You are viewing a plain text version of this content. The canonical link for it is here.
Posted to user@storm.apache.org by Srinath C <sr...@gmail.com> on 2014/03/19 02:05:47 UTC

Distribution of tasks across the storm cluster

Hi,
   Can anyone point me to some notes on how storm decides to distribute the
tasks among its workers. The behavior am seeing is that all tasks of a
particular type are being grouped into one worker process.
   To add more details to my use-case, I have a spout that is sourcing
tuples from a rabbitmq cluster. I want to distribute the spout tasks across
different storm workers so that the throughput is higher and the load of
ingesting the messages is distributed across all the workers in the storm
cluster. Any suggestions on how to influence the distribution of tasks?

Thanks,
Srinath.

Re: Distribution of tasks across the storm cluster

Posted by Srinath C <sr...@gmail.com>.
Thanks for replying Drew.
I'm using a field grouping to stream out the tuples generated by the spouts.

But here is what I'm trying to solve - The spouts would be IO intensive
doing periodic polling of data from external sources utilizing resources
like persistent connections (thus network bandwidth), file descriptors,
memory, etc. I was thinking that if I could distribute these spout
instances across different worker machines then there could be a good
distribution of load.

Ex: I can structure my topology "MySpout" with 10 tasks but I would like to
distribute them as 3 tasks in each worker instances (not even worker
processes). How do I influence that kind of distribution? Right now, I see
that even when I set the worker processes to 3, storm is placing all the
tasks of the spout into one worker process only.

Hope that clarifies.

Thanks,
Srinath






On Fri, Mar 21, 2014 at 10:41 PM, Drew Goya <dr...@gradientx.com> wrote:

> What kind of grouping (if any) are you using on the tuples coming out of
> your spout?
>
> If you want them evenly spread across a number of worker bolts, set that
> bolt to subscribe to the stream using a shuffle grouping.
>
> http://storm.incubator.apache.org/documentation/Concepts.html
>
> Search there for "Stream groupings"
>
>
> On Thu, Mar 20, 2014 at 10:11 AM, Srinath C <sr...@gmail.com> wrote:
>
>> Anyone?
>>
>>
>> On Wed, Mar 19, 2014 at 6:35 AM, Srinath C <sr...@gmail.com> wrote:
>>
>>> Hi,
>>>    Can anyone point me to some notes on how storm decides to distribute
>>> the tasks among its workers. The behavior am seeing is that all tasks of a
>>> particular type are being grouped into one worker process.
>>>    To add more details to my use-case, I have a spout that is sourcing
>>> tuples from a rabbitmq cluster. I want to distribute the spout tasks across
>>> different storm workers so that the throughput is higher and the load of
>>> ingesting the messages is distributed across all the workers in the storm
>>> cluster. Any suggestions on how to influence the distribution of tasks?
>>>
>>> Thanks,
>>> Srinath.
>>>
>>>
>>
>

Re: Distribution of tasks across the storm cluster

Posted by Drew Goya <dr...@gradientx.com>.
What kind of grouping (if any) are you using on the tuples coming out of
your spout?

If you want them evenly spread across a number of worker bolts, set that
bolt to subscribe to the stream using a shuffle grouping.

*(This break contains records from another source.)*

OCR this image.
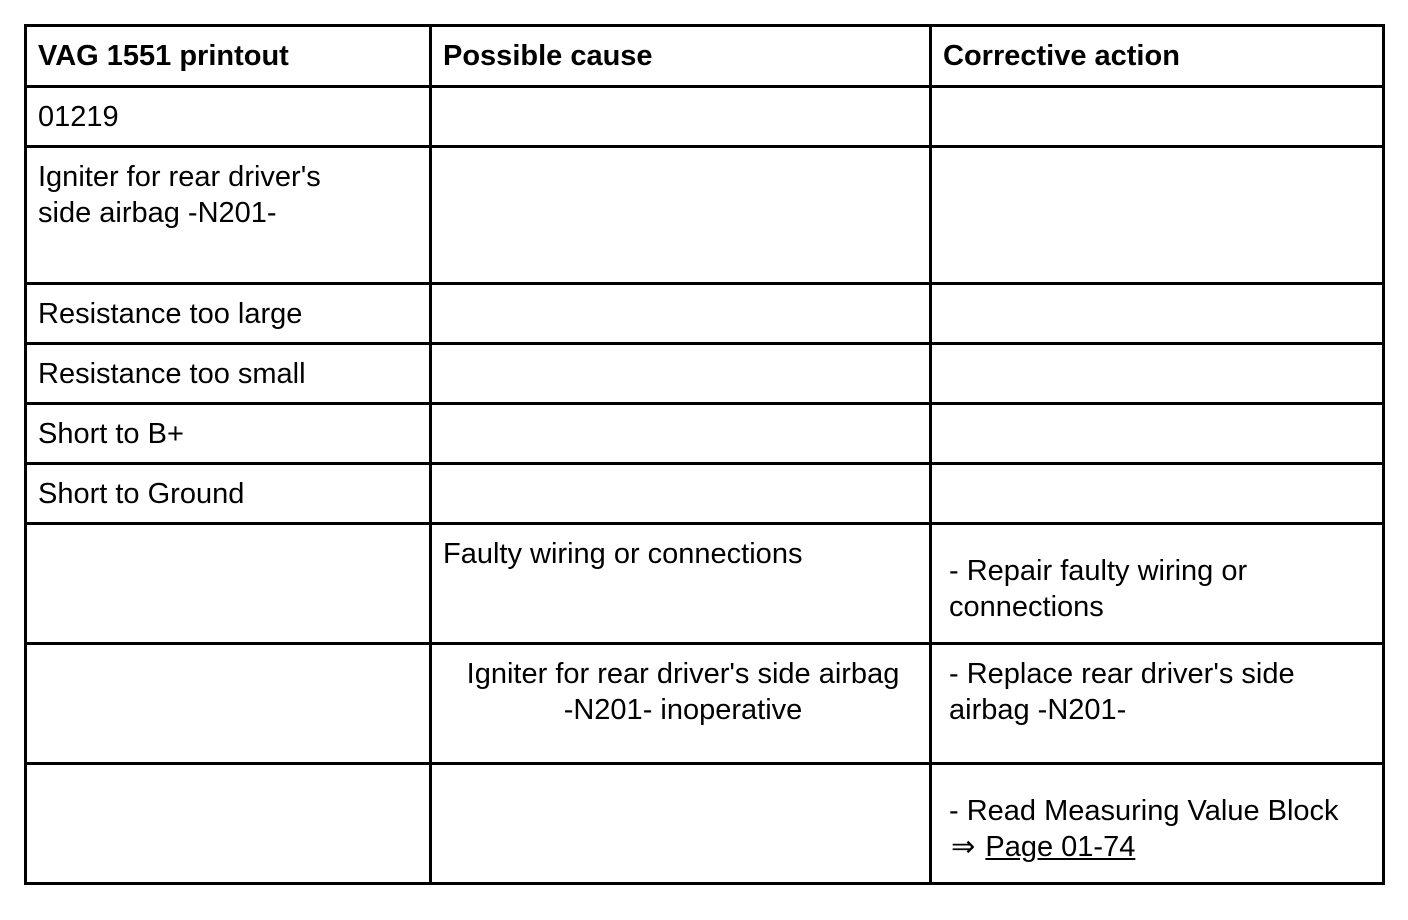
VAG 1551 printout	Possible cause	Corrective action
01219		

Igniter for rear driver's side airbag -N201-		

Resistance too large		
Resistance too small		
Short to B+		
Short to Ground		
	Faulty wiring or connections	- Repair faulty wiring or connections

	Igniter for rear driver's side airbag -N201- inoperative	- Replace rear driver's side airbag -N201-

		- Read Measuring Value Block ⇒ Page 01-74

http://storm.incubator.apache.org/documentation/Concepts.html

Search there for "Stream groupings"


On Thu, Mar 20, 2014 at 10:11 AM, Srinath C <sr...@gmail.com> wrote:

> Anyone?
>
>
> On Wed, Mar 19, 2014 at 6:35 AM, Srinath C <sr...@gmail.com> wrote:
>
>> Hi,
>>    Can anyone point me to some notes on how storm decides to distribute
>> the tasks among its workers. The behavior am seeing is that all tasks of a
>> particular type are being grouped into one worker process.
>>    To add more details to my use-case, I have a spout that is sourcing
>> tuples from a rabbitmq cluster. I want to distribute the spout tasks across
>> different storm workers so that the throughput is higher and the load of
>> ingesting the messages is distributed across all the workers in the storm
>> cluster. Any suggestions on how to influence the distribution of tasks?
>>
>> Thanks,
>> Srinath.
>>
>>
>

Re: Distribution of tasks across the storm cluster

Posted by Srinath C <sr...@gmail.com>.
Anyone?


On Wed, Mar 19, 2014 at 6:35 AM, Srinath C <sr...@gmail.com> wrote:

> Hi,
>    Can anyone point me to some notes on how storm decides to distribute
> the tasks among its workers. The behavior am seeing is that all tasks of a
> particular type are being grouped into one worker process.
>    To add more details to my use-case, I have a spout that is sourcing
> tuples from a rabbitmq cluster. I want to distribute the spout tasks across
> different storm workers so that the throughput is higher and the load of
> ingesting the messages is distributed across all the workers in the storm
> cluster. Any suggestions on how to influence the distribution of tasks?
>
> Thanks,
> Srinath.
>
>